Selling Is All About the Setup
We are always looking for ways to tweak the sales process, make it more efficient and ensure that we meet our revenue numbers. It's somewhat surprising, then, that very often we fail. According to Jim Dickie, a columnist for CRM magazine and partner with CSO Insights, in his annual survey of sales professionals only 59.1 percent of sales representatives made their number last year. What's most interesting to me about this number is that it comes to us after CRM, SFA, sales effectiveness, methodologies, coaching, and who knows what else have been developed in our constant effort to sell more.
I think in terms of process: What I see suggests that we have polished it so much that the paint is wearing off. If we intend to improve the output of the sales process we might benefit more by improving the inputs rather than the process itself and that, inevitably, means how we market.
This idea scares people, because it implies asking a lot of open-ended questions about preferences, attitudes, and needs. Moreover, the results are hard to quantify and it is even harder to calculate an immediate return on the cost and work involved in collecting the information. Nevertheless, studies show that this kind of information is vital to long-term sales success.
Perhaps our model of selling as a hierarchical activity like football needs to change. In football you huddle, call a play, and drive down the field against the opposition to a goal. But marketing and selling is much more like basketball, where you play a strategy game even when you don't have the ball. Players run the fast break, set picks, and go up for rebounds without knowing if they will get the ball or get to score.
Scoring is relatively easy in basketball--that's why a basket is only worth two points. Basketball and marketing-centric selling are all about the setup--getting the ball, getting to your end of the court, and getting the ball into the hands of an open player who can make a 15 foot or better jump shot. In basketball, the team that plays the best fundamentals provides the best inputs into the scoring process and usually wins.
Several books published in the past year or so poke around the idea of working on the inputs to the sales process--the basketball approach to selling, as I think of it. Glen Urban (Don't Just Relate, Advocate) has looked at how companies develop loyalty in existing customers for clues about how well companies do. Fred Reichheld (The Ultimate Question) took it a step farther by developing the idea of the net promoter score (NPS). For Reichheld loyalty is nice, but it's even better if your customers act as an ad hoc marketing department. The NPS is simply the delta between those who love you and those who don't; hopefully it's a positive number.

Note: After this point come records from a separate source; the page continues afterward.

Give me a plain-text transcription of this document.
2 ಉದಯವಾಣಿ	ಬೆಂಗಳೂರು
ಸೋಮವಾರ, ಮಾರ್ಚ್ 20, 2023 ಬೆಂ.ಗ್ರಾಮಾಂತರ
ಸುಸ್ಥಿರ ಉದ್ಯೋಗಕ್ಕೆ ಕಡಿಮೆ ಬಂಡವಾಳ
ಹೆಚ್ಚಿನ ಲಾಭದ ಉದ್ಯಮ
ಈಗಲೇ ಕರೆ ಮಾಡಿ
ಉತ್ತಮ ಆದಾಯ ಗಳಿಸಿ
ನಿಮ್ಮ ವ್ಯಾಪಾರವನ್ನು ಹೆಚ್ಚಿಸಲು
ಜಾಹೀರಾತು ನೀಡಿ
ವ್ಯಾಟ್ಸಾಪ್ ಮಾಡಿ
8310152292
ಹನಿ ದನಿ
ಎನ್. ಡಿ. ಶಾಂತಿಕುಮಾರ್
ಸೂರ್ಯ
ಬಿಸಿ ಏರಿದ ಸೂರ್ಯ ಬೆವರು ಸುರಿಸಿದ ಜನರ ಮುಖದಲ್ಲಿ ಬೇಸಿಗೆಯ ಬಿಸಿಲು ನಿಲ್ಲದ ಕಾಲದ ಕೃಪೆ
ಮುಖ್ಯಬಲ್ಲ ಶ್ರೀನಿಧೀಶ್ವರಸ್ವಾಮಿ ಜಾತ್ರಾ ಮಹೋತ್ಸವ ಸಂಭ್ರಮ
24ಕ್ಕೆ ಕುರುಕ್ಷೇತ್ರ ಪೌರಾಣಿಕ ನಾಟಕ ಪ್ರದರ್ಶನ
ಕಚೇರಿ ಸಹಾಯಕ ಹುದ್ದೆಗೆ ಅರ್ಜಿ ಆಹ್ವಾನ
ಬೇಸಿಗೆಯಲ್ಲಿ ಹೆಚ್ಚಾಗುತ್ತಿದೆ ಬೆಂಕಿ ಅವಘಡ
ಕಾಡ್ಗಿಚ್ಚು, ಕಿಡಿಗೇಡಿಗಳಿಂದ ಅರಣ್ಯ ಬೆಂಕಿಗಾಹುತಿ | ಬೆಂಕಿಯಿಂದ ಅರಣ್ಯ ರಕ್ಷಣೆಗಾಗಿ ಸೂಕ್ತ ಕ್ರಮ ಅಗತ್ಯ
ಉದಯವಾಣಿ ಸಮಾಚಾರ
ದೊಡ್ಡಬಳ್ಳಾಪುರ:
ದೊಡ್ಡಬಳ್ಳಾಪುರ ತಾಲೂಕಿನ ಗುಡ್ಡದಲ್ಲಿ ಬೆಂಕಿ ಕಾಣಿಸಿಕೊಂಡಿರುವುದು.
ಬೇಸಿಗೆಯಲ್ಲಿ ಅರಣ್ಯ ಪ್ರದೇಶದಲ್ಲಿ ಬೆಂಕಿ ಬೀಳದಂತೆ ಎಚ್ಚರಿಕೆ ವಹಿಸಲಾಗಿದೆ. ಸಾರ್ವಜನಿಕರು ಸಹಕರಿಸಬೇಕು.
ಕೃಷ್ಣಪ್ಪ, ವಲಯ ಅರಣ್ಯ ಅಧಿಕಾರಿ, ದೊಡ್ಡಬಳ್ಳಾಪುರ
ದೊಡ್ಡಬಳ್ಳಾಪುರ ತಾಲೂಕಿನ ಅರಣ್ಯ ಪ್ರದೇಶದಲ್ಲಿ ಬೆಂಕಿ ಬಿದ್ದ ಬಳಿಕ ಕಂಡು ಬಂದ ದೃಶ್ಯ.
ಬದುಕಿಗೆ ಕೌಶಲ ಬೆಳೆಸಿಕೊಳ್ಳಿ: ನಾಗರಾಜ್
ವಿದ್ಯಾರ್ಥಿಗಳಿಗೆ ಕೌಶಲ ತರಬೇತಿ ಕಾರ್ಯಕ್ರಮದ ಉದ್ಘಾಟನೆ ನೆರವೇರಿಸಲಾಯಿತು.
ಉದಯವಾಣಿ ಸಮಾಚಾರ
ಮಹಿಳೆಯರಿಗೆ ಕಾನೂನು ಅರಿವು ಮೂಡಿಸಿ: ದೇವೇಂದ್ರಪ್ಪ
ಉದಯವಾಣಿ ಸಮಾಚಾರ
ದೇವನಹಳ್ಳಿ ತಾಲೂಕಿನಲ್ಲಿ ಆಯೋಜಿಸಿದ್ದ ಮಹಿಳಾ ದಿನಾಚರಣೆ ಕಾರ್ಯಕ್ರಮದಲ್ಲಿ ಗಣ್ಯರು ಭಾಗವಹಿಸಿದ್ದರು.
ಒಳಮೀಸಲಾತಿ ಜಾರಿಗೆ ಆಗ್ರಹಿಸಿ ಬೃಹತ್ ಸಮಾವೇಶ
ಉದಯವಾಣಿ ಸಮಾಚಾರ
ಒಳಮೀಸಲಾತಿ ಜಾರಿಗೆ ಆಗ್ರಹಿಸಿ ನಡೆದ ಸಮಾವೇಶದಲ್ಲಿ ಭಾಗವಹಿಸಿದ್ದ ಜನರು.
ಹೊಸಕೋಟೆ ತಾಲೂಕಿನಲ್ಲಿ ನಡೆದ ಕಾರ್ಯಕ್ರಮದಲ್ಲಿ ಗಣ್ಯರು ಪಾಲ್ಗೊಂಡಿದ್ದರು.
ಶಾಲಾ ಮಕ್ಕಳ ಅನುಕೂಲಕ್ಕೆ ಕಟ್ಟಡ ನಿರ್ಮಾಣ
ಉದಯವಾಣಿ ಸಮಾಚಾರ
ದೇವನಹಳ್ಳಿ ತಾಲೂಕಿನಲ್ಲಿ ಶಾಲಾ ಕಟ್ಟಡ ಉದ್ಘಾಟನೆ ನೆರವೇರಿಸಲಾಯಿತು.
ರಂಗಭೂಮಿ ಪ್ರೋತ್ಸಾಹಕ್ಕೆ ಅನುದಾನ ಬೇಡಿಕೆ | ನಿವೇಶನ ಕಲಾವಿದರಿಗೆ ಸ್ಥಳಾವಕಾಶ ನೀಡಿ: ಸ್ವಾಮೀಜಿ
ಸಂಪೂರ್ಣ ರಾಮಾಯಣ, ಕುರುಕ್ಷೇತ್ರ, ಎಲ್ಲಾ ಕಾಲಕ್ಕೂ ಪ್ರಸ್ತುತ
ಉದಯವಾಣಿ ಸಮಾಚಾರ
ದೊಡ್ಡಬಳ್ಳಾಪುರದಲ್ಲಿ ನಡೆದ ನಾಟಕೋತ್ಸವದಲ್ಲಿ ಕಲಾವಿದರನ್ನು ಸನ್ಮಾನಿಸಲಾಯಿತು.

Of course, none of this rises to the level of placing a person on Mars, but it is amazing that we sometimes need someone to point out the obvious to us. Sometimes we get so accustomed to a model of how to look at reality that we fail to see obvious solutions, because they conflict with our models. That's just human nature--if you believe in a flat earth, there are things you will not even consider trying.
No matter what we do, not every salesperson will make quota--if each does, we know the goal was too low. But in our never-ending effort to improve, it may be time to think about the paradigm again. Time to ask if the inputs to the sales process--like the way we generate and qualify leads--are the best they can be.